Pelamis, World’s First Commercial Wave Energy Project, Agucadoura, Portugal
Pelamis Wave Power's Agucadoura Wave Farm is the world's first commercial wave energy project located five kilometre off the Agucadoura coast in Portugal. The farm started delivering 2.25MW produced by three Pelamis generators in September 2008.
Pelamis Wave Power, earlier known as Ocean Power Delivery (OPD) supplied the first three Pelamis P-750 "advanced wave energy conversion technology" machines. Another 28 machines were planned as a part of phase 2 to generate 22.5MW for state-run power company Energias de Portugal.
The first three generators, however, had to be towed back to the port after four months of commissioning because of technical problems. The global financial crunch of 2008 made financing of the re-installation of the generators even more difficult. The wave farm has since then been shut down.
The order for the initial phase was worth €8.2m, funded by a Portuguese consortium led by Enersis. The project was expected to bring power ashore at Agucadoura, and provide electricity to 1,500 homes using the national state run electricity grid system. On completion of both the phases, the project was expected to meet the average electricity demand of more than 15,000 Portuguese households and displace above 60,000 carbon dioxide emissions tons per year.
Wave energy research was pioneered by "Salter’s Duck", developed by Professor Stephen Salter of the University of Edinburgh. With an efficiency of around 90%, the duck moves up and down with the waves. It is still a laboratory prototype, and was put on hold because of technical issues and a lack of support by the UK government. It did, however, lead to the development of the Pelamis.
The Pelamis is cylindrical, with four main tube segments linked by hinged joints. Each segment measures 120m long and 3.5m wide, and weighs 750 tons when fully ballasted. The machine operates semi-submerged, extracting power from the wave-induced motion of the hinged joints. This power is resisted by hydraulic rams, which pump high-pressure oil through smoothing accumulators to hydraulic motors. Each module contains a complete electro-hydraulic power generation system, with a single seabed cable linking several devices to the shore. The machine is held in position by a mooring system combining floats and weights that prevent the mooring cables from becoming taut. This maintains enough restraint to keep the Pelamis positioned but allows the machine to swing head on to oncoming waves. The Pelamis is ideally moored in waters around 50–60m deep (often 5–10km from the shore). This gives access to large swell waves but avoids the costs of a longer submarine cable.
The first full-scale pre-production Pelamis prototype was tested at the European Marine Energy Centre in Orkney. The design was independently verified by WS Atkins according to (DNV) offshore codes and standards.

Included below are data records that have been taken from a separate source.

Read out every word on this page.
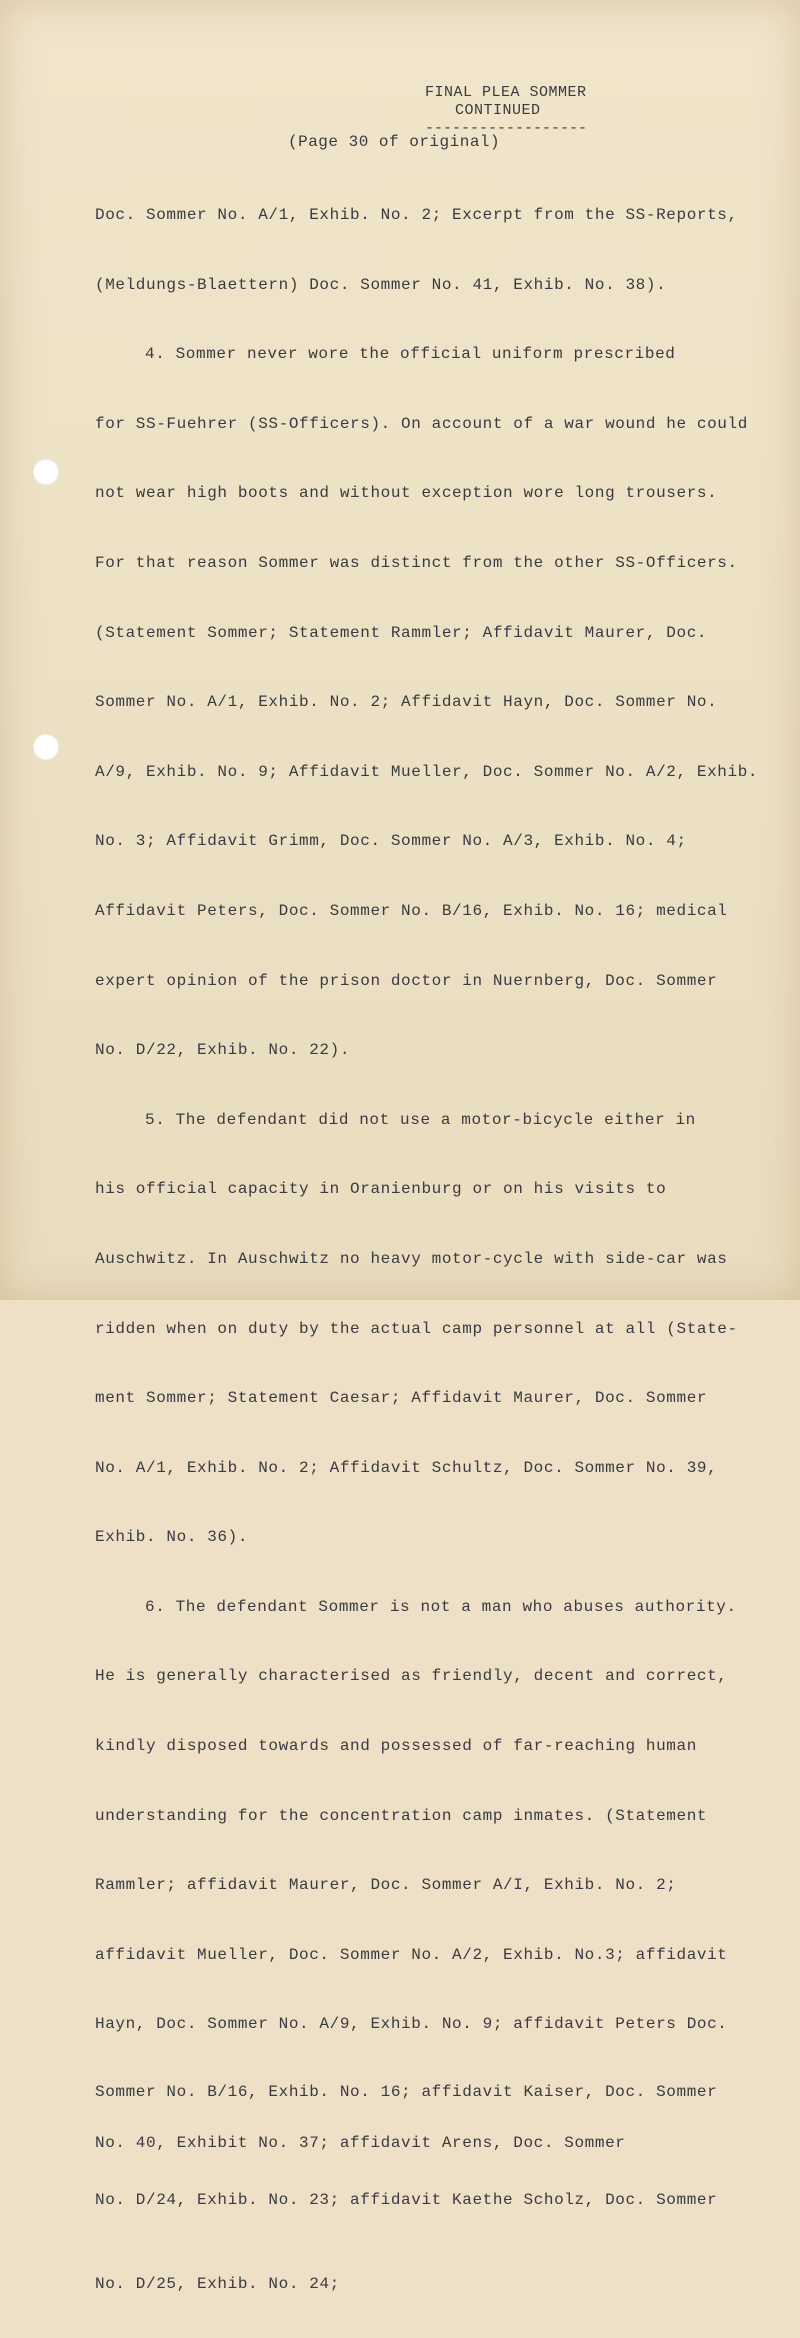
FINAL PLEA SOMMER
CONTINUED
------------------
(Page 30 of original)

Doc. Sommer No. A/1, Exhib. No. 2; Excerpt from the SS-Reports,

(Meldungs-Blaettern) Doc. Sommer No. 41, Exhib. No. 38).

4. Sommer never wore the official uniform prescribed

for SS-Fuehrer (SS-Officers). On account of a war wound he could

not wear high boots and without exception wore long trousers.

For that reason Sommer was distinct from the other SS-Officers.

(Statement Sommer; Statement Rammler; Affidavit Maurer, Doc.

Sommer No. A/1, Exhib. No. 2; Affidavit Hayn, Doc. Sommer No.

A/9, Exhib. No. 9; Affidavit Mueller, Doc. Sommer No. A/2, Exhib.

No. 3; Affidavit Grimm, Doc. Sommer No. A/3, Exhib. No. 4;

Affidavit Peters, Doc. Sommer No. B/16, Exhib. No. 16; medical

expert opinion of the prison doctor in Nuernberg, Doc. Sommer

No. D/22, Exhib. No. 22).

5. The defendant did not use a motor-bicycle either in

his official capacity in Oranienburg or on his visits to

Auschwitz. In Auschwitz no heavy motor-cycle with side-car was

ridden when on duty by the actual camp personnel at all (State-

ment Sommer; Statement Caesar; Affidavit Maurer, Doc. Sommer

No. A/1, Exhib. No. 2; Affidavit Schultz, Doc. Sommer No. 39,

Exhib. No. 36).

6. The defendant Sommer is not a man who abuses authority.

He is generally characterised as friendly, decent and correct,

kindly disposed towards and possessed of far-reaching human

understanding for the concentration camp inmates. (Statement

Rammler; affidavit Maurer, Doc. Sommer A/I, Exhib. No. 2;

affidavit Mueller, Doc. Sommer No. A/2, Exhib. No.3; affidavit

Hayn, Doc. Sommer No. A/9, Exhib. No. 9; affidavit Peters Doc.

Sommer No. B/16, Exhib. No. 16; affidavit Kaiser, Doc. Sommer

No. 40, Exhibit No. 37; affidavit Arens, Doc. Sommer

No. D/24, Exhib. No. 23; affidavit Kaethe Scholz, Doc. Sommer

No. D/25, Exhib. No. 24;
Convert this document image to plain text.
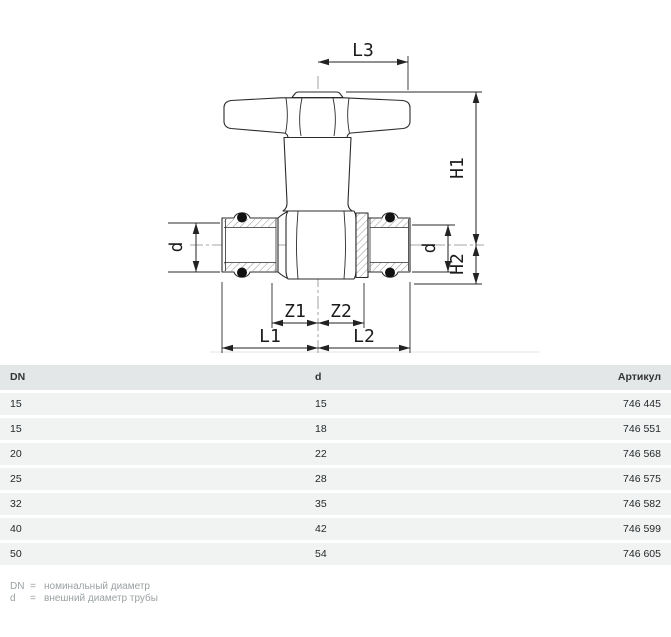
L3
H1
H2
d	d
Z1 Z2
L1	L2
DN	d	Артикул
15	15	746 445
15	18	746 551
20	22	746 568
25	28	746 575
32	35	746 582
40	42	746 599
50	54	746 605
DN = номинальный диаметр
d	= внешний диаметр трубы
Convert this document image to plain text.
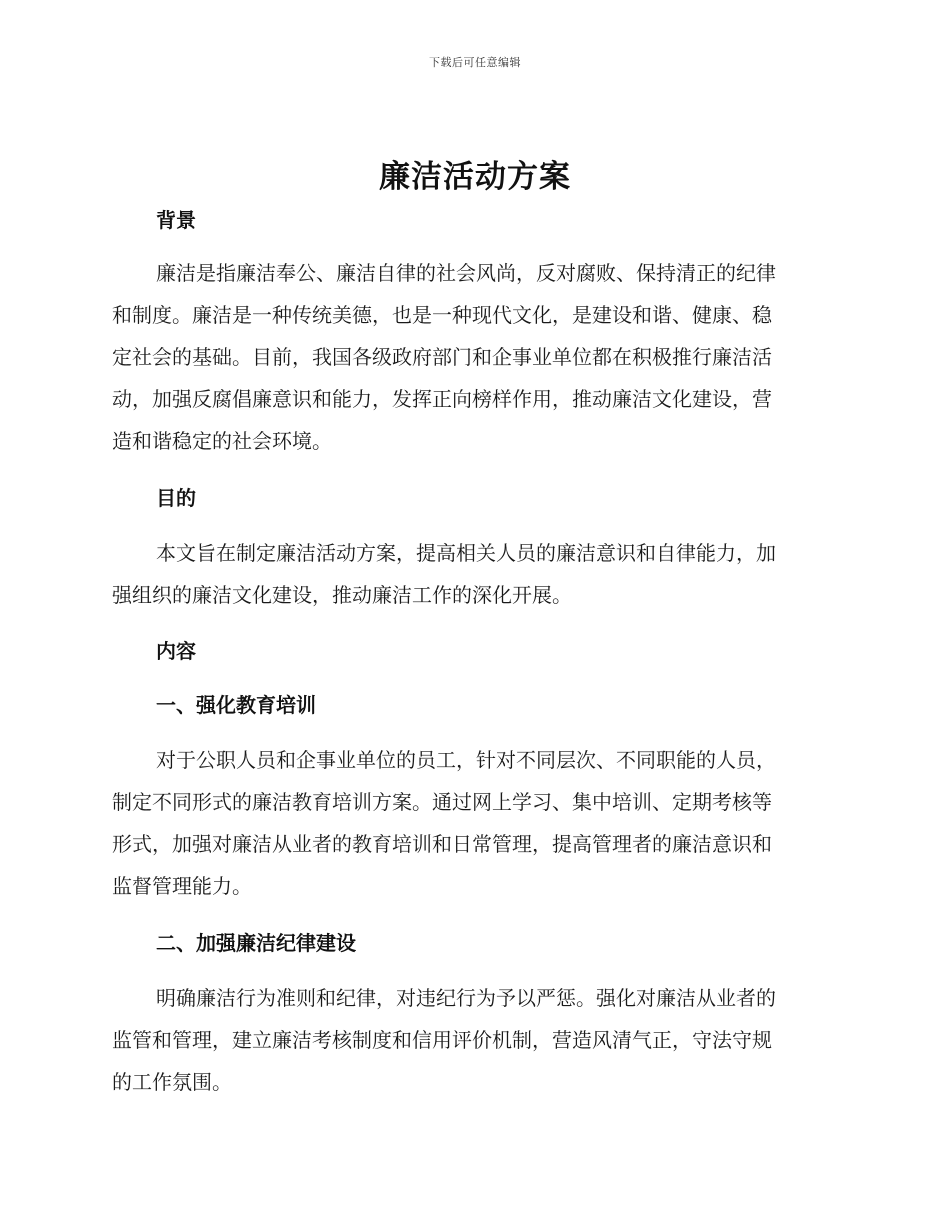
下载后可任意编辑
廉洁活动方案
背景
廉洁是指廉洁奉公、廉洁自律的社会风尚，反对腐败、保持清正的纪律
和制度。廉洁是一种传统美德，也是一种现代文化，是建设和谐、健康、稳
定社会的基础。目前，我国各级政府部门和企事业单位都在积极推行廉洁活
动，加强反腐倡廉意识和能力，发挥正向榜样作用，推动廉洁文化建设，营
造和谐稳定的社会环境。
目的
本文旨在制定廉洁活动方案，提高相关人员的廉洁意识和自律能力，加
强组织的廉洁文化建设，推动廉洁工作的深化开展。
内容
一、强化教育培训
对于公职人员和企事业单位的员工，针对不同层次、不同职能的人员，
制定不同形式的廉洁教育培训方案。通过网上学习、集中培训、定期考核等
形式，加强对廉洁从业者的教育培训和日常管理，提高管理者的廉洁意识和
监督管理能力。
二、加强廉洁纪律建设
明确廉洁行为准则和纪律，对违纪行为予以严惩。强化对廉洁从业者的
监管和管理，建立廉洁考核制度和信用评价机制，营造风清气正，守法守规
的工作氛围。
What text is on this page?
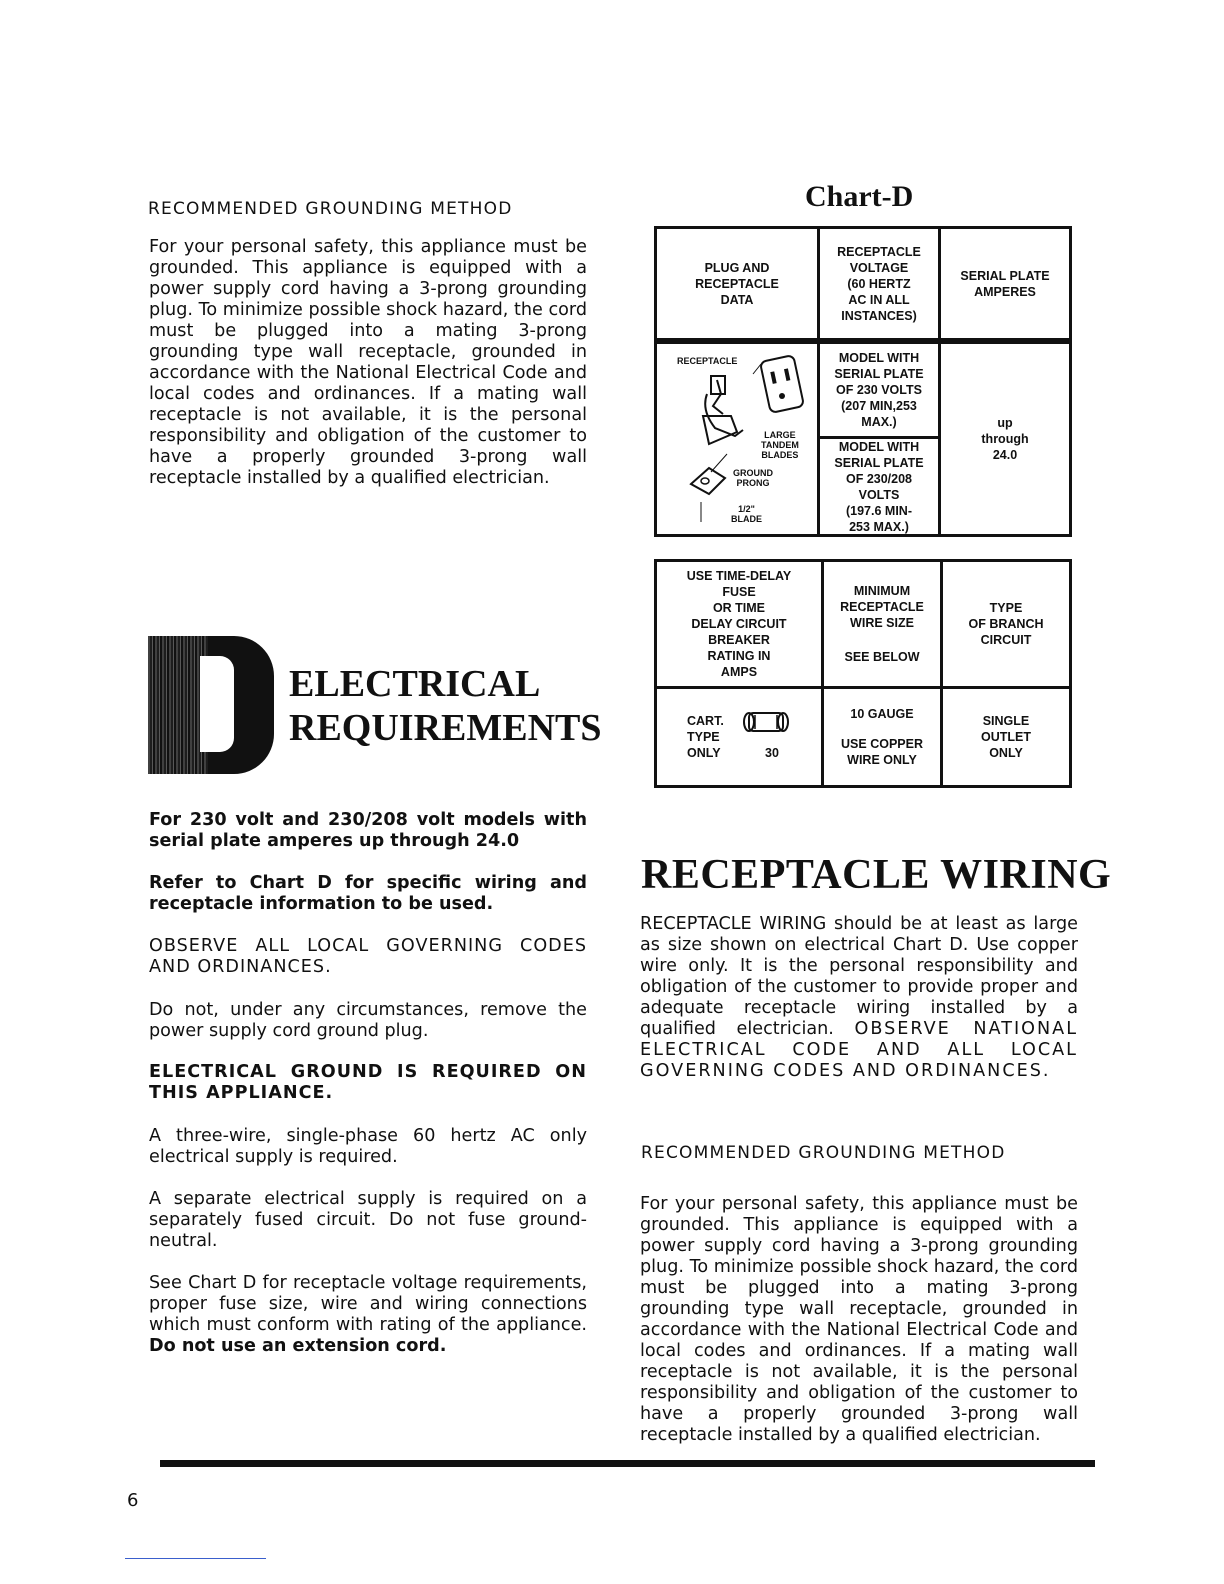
RECOMMENDED GROUNDING METHOD
For your personal safety, this appliance must be grounded. This appliance is equipped with a power supply cord having a 3-prong grounding plug. To minimize possible shock hazard, the cord must be plugged into a mating 3-prong grounding type wall receptacle, grounded in accordance with the National Electrical Code and local codes and ordinances. If a mating wall receptacle is not available, it is the personal responsibility and obligation of the customer to have a properly grounded 3-prong wall receptacle installed by a qualified electrician.
ELECTRICAL
REQUIREMENTS
For 230 volt and 230/208 volt models with serial plate amperes up through 24.0
Refer to Chart D for specific wiring and receptacle information to be used.
OBSERVE ALL LOCAL GOVERNING CODES AND ORDINANCES.
Do not, under any circumstances, remove the power supply cord ground plug.
ELECTRICAL GROUND IS REQUIRED ON THIS APPLIANCE.
A three-wire, single-phase 60 hertz AC only electrical supply is required.
A separate electrical supply is required on a separately fused circuit. Do not fuse ground-neutral.
See Chart D for receptacle voltage requirements, proper fuse size, wire and wiring connections which must conform with rating of the appliance. Do not use an extension cord.
Chart-D
PLUG AND
RECEPTACLE
DATA
RECEPTACLE
VOLTAGE
(60 HERTZ
AC IN ALL
INSTANCES)
SERIAL PLATE
AMPERES
RECEPTACLE
LARGE
TANDEM
BLADES
GROUND
PRONG
1/2"
BLADE
MODEL WITH
SERIAL PLATE
OF 230 VOLTS
(207 MIN,253
MAX.)
MODEL WITH
SERIAL PLATE
OF 230/208
VOLTS
(197.6 MIN-
253 MAX.)
up
through
24.0
USE TIME-DELAY
FUSE
OR TIME
DELAY CIRCUIT
BREAKER
RATING IN
AMPS
MINIMUM
RECEPTACLE
WIRE SIZE
SEE BELOW
TYPE
OF BRANCH
CIRCUIT
CART.
TYPE
ONLY	30
10 GAUGE
USE COPPER
WIRE ONLY
SINGLE
OUTLET
ONLY
RECEPTACLE WIRING
RECEPTACLE WIRING should be at least as large as size shown on electrical Chart D. Use copper wire only. It is the personal responsibility and obligation of the customer to provide proper and adequate receptacle wiring installed by a qualified electrician. OBSERVE NATIONAL ELECTRICAL CODE AND ALL LOCAL GOVERNING CODES AND ORDINANCES.
RECOMMENDED GROUNDING METHOD
For your personal safety, this appliance must be grounded. This appliance is equipped with a power supply cord having a 3-prong grounding plug. To minimize possible shock hazard, the cord must be plugged into a mating 3-prong grounding type wall receptacle, grounded in accordance with the National Electrical Code and local codes and ordinances. If a mating wall receptacle is not available, it is the personal responsibility and obligation of the customer to have a properly grounded 3-prong wall receptacle installed by a qualified electrician.
6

The modules for Portugal were originally fabricated in Stonehaven by Ross Deeptech, an experienced offshore fabricator. After installation of the electro-hydraulic power take-off systems was complete, the modules were transported to Lewis. There, they joined the main tube segments made by Camcal, a specialist in large cylindrical structures. The component parts were shipped in March 2006 to the Port of Peniche for final assembly, commissioning and installation at a site 5km off the coast of northern Portugal, near Póvoa de Varzim.
Portugal power market
Wave power is perhaps Portugal’s most promising form of renewable energy. Large, powerful waves come in from the Atlantic over a long coastline.
Estimates predict that wave power could make up to 30% of the country's gross domestic product by 2050. Wave also has the potential to become one of the lowest cost forms of electricity generation, with opening costs now around half those of wind energy and a quarter those of solar PV.
The Portuguese government has established a feeder market that pays a premium for wave-generated electricity.
This is the approach that led Denmark and Germany to kick-start the wind industry, which now has a turnover of over €12bn/year and employs 60,000 people worldwide. The worldwide market for wave power is estimated at £500bn.
The EU-funded Agucadoura project was started in 2003, and is the result of over 20 years of research at Lisbon's Superior Technical Institute. The project was funded by a consortium headed by Portuguese renewable energy company Enersis. Enersis' controlling shareholder is Endesa, a Spanish multinational that holds over 60% of the company's shares.